During the execution of your plan, you can create a task to send HTTP requests to a third-party application endpoint. For example, when a preceding task successfully executes, you can send an HTTP message to a designated endpoint with information from that task.

In Plan View, you can create HTTP tasks to send a request to endpoints before or after the execution of other tasks. Also, you can use the HTTP task to generate a dataset with API call response that can be used in Designer Cloud workflow. These tasks are specified in the right context panel.

  • An HTTP task is a request between Alteryx Analytics Cloud (AAC) and another application. These requests are delivered using HTTP and can be interpreted by the receiving application to take action.

    Note

    Your receiving application may require that you whitelist the host and port number or IP address of the platform. Please refer to the documentation for your application.

  • An HTTP task is one of the task types available in a plan. For more information, go to Plan View Page.

Limitations

  • For the Input Dataset (Load Configuration from Dataset):

    • Rows: 10,000.

    • File size: 1 GB.

    • Row size: 100 MB.

  • HTTP-based requests have a 30-second timeout limit.

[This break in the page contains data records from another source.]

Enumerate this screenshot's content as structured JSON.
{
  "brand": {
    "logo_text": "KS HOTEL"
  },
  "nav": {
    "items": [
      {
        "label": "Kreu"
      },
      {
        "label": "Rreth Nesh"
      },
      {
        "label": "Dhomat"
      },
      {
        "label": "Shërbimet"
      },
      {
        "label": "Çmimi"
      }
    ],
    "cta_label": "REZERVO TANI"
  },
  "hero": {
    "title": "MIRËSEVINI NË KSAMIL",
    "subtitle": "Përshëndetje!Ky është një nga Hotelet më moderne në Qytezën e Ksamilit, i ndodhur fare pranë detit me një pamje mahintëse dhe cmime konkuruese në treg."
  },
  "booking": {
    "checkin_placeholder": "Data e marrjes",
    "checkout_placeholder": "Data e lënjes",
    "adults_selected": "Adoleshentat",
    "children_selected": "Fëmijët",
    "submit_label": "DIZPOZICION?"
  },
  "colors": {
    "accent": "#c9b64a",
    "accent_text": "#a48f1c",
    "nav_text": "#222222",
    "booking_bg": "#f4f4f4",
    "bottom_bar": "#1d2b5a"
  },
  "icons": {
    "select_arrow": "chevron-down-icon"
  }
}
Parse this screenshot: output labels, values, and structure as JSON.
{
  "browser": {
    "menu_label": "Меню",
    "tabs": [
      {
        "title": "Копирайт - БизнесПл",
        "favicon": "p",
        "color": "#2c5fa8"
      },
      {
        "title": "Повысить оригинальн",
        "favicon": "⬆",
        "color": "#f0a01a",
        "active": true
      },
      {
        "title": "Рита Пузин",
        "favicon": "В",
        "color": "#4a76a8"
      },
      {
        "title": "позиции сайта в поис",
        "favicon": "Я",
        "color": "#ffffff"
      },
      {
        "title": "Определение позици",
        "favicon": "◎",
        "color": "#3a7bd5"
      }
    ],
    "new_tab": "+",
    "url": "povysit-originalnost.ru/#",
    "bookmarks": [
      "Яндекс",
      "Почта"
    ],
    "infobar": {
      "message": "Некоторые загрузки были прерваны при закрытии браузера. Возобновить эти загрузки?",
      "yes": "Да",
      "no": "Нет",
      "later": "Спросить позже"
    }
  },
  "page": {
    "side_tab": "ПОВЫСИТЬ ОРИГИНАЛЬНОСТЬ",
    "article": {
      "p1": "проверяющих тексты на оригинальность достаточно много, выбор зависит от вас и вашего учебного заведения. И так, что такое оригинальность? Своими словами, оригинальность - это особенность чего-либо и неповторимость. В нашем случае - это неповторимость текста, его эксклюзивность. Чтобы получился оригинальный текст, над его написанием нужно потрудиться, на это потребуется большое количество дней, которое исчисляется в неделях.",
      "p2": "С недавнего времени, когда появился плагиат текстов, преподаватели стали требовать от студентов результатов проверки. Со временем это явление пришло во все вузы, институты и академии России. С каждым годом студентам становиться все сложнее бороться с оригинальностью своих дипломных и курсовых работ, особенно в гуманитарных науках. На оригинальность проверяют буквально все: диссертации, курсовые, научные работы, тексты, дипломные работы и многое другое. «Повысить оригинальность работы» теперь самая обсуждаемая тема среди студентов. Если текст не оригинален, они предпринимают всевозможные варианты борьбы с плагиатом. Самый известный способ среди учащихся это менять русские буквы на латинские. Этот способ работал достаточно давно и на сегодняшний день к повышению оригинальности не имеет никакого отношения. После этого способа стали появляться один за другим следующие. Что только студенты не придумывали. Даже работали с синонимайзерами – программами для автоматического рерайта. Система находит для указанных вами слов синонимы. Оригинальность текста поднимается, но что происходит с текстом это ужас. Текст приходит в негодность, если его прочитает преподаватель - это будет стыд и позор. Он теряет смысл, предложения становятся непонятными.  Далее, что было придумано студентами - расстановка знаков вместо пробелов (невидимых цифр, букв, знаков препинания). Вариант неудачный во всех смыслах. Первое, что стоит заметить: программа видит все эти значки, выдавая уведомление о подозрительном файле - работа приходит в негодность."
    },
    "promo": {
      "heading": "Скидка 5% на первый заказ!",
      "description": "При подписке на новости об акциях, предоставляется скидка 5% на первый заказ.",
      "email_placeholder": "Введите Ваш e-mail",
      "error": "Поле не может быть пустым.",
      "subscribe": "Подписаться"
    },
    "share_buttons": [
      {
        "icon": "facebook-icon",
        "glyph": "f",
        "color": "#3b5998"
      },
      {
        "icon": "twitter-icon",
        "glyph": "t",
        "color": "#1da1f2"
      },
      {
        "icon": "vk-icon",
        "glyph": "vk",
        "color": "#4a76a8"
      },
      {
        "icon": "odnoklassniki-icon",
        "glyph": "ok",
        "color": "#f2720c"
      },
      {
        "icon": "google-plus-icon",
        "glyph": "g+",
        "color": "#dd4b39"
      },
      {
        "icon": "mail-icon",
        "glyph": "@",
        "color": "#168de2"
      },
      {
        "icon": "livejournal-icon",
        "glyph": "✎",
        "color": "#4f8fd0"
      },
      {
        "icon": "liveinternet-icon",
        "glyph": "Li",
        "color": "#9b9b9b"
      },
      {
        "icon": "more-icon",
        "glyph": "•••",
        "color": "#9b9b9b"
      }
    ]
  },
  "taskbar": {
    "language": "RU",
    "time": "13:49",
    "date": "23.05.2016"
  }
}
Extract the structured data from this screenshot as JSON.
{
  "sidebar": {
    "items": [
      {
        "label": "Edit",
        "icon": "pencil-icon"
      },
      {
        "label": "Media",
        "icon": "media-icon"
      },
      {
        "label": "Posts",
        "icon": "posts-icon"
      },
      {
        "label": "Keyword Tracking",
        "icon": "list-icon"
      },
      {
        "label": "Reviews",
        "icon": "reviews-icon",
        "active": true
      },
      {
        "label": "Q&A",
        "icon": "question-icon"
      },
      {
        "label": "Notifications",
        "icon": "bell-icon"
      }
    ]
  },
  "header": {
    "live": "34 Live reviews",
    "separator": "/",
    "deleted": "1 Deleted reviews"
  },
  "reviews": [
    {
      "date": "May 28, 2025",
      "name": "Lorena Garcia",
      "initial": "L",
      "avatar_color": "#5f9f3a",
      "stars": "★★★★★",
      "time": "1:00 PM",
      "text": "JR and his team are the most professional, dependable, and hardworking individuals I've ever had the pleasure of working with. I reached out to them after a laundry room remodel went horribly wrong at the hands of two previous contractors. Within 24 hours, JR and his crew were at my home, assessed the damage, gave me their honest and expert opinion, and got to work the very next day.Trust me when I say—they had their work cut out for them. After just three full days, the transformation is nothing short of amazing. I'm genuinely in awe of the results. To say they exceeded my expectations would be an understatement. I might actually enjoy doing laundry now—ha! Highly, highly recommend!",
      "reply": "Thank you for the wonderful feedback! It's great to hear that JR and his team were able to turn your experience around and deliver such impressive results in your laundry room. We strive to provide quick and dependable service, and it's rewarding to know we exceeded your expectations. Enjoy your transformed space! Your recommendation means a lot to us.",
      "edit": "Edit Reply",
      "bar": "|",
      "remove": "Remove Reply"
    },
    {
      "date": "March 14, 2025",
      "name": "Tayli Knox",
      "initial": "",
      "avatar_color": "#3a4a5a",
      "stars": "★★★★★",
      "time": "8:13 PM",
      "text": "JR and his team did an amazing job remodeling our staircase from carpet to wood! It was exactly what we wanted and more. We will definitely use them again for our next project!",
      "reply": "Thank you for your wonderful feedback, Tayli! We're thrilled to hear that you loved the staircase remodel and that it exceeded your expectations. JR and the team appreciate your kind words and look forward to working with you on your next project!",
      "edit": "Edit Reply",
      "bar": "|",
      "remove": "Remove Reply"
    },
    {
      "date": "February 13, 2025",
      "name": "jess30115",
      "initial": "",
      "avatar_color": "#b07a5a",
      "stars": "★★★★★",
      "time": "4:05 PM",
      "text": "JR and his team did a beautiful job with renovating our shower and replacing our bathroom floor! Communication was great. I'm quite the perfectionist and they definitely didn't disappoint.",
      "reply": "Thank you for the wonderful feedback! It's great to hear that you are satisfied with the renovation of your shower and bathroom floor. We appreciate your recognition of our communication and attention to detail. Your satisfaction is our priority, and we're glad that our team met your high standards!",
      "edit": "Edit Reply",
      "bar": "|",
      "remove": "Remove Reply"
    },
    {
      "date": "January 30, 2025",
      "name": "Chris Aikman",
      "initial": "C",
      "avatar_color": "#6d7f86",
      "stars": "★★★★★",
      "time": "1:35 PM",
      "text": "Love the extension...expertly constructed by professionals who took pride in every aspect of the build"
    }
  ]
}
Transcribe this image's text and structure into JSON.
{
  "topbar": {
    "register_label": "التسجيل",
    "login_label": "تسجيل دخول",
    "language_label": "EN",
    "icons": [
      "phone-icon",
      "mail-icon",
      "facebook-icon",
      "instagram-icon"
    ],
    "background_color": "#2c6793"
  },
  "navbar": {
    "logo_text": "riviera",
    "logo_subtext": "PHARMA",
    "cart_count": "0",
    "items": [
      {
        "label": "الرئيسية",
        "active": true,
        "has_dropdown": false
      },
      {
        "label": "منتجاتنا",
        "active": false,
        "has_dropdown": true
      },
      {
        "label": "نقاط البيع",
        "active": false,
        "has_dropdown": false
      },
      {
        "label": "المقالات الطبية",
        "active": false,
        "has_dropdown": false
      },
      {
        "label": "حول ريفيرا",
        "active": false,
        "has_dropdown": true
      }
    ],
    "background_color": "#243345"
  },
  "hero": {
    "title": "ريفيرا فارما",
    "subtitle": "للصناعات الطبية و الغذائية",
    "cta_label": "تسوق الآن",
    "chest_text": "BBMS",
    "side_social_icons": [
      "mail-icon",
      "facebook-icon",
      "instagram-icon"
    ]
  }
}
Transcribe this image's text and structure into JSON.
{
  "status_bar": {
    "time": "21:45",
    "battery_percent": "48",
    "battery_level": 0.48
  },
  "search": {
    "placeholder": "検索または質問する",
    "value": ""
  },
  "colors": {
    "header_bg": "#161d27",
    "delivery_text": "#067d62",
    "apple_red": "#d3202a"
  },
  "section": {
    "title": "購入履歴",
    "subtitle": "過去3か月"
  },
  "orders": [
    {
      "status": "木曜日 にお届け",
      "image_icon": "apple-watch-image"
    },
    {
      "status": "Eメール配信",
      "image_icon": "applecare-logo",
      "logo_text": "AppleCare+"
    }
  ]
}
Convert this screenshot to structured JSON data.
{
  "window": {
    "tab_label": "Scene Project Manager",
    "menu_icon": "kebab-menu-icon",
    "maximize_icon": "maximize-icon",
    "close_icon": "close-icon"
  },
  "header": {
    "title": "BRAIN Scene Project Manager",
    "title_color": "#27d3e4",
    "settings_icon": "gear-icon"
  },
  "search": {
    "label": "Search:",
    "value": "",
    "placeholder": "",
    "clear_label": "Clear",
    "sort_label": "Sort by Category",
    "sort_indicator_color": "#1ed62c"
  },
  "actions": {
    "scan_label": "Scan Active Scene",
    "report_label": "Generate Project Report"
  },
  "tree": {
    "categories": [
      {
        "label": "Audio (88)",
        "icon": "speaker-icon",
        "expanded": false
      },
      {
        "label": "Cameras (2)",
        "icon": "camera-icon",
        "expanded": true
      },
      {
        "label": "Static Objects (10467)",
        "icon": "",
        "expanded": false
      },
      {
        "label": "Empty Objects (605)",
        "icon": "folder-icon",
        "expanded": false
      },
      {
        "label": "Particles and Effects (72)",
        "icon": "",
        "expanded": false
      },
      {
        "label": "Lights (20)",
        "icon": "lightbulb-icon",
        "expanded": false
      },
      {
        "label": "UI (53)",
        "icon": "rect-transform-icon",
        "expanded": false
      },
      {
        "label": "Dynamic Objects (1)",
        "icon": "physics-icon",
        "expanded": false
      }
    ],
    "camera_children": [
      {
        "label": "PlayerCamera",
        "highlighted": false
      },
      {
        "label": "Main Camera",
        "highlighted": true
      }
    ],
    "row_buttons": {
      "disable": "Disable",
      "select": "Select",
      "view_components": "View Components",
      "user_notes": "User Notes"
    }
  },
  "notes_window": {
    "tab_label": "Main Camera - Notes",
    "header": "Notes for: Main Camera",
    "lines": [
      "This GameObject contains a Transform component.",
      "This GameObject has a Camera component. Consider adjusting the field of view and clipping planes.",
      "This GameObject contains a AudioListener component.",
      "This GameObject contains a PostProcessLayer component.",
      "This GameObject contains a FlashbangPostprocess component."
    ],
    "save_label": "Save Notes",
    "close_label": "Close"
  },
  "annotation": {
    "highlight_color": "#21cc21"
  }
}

  • Custom security certificates cannot be used.

Prerequisites

Requirements for receiving application

To send an HTTP request to a target application, the application must be configured to receive the request:

  • Requests from outside of the application domain must be enabled.

    Note

    Your receiving application may require that you whitelist the host and port number or IP address of the platform. Please refer to the documentation for your application.

  • You must acquire the URL of the endpoint to which to send the HTTP request.

  • You must acquire any HTTP headers that must be inserted with each HTTP request.

  • If the request must be signed, additional configuration is required. Details are below.

Create Task

  1. Drag and drop the HTTP task from the left pane to the Plan canvas.

  2. In the right panel, select HTTP task. The HTTP task panel is displayed.

Plans_HTTP_Task.png

Figure: HTTP task

Field

Description

Method

Select the HTTP method to use to deliver the message. The appropriate method depends on the receiving application. Most use cases require the POST method.

URL

URL where the HTTP request is received by the other application.

Headers

Insert HTTP content headers as key-value pairs. For example, if your body is in JSON format, you should include the following header:

key: Content-Type
value: application/json

Note

You may be required to submit an authentication token as the value for the Authorization key.

Body

(POST,PUT, or PATCH methods only) The body of the request submitted to the receiving application. The request body is structured as follows:

{"text":"My text message to the receiving application."}

Tip

As part of the request body or header fields, you can insert metadata references to the plan definition, current run, tasks already executed in the run, and, column data and data sources. For more information on the available metadata, see Plan Metadata References.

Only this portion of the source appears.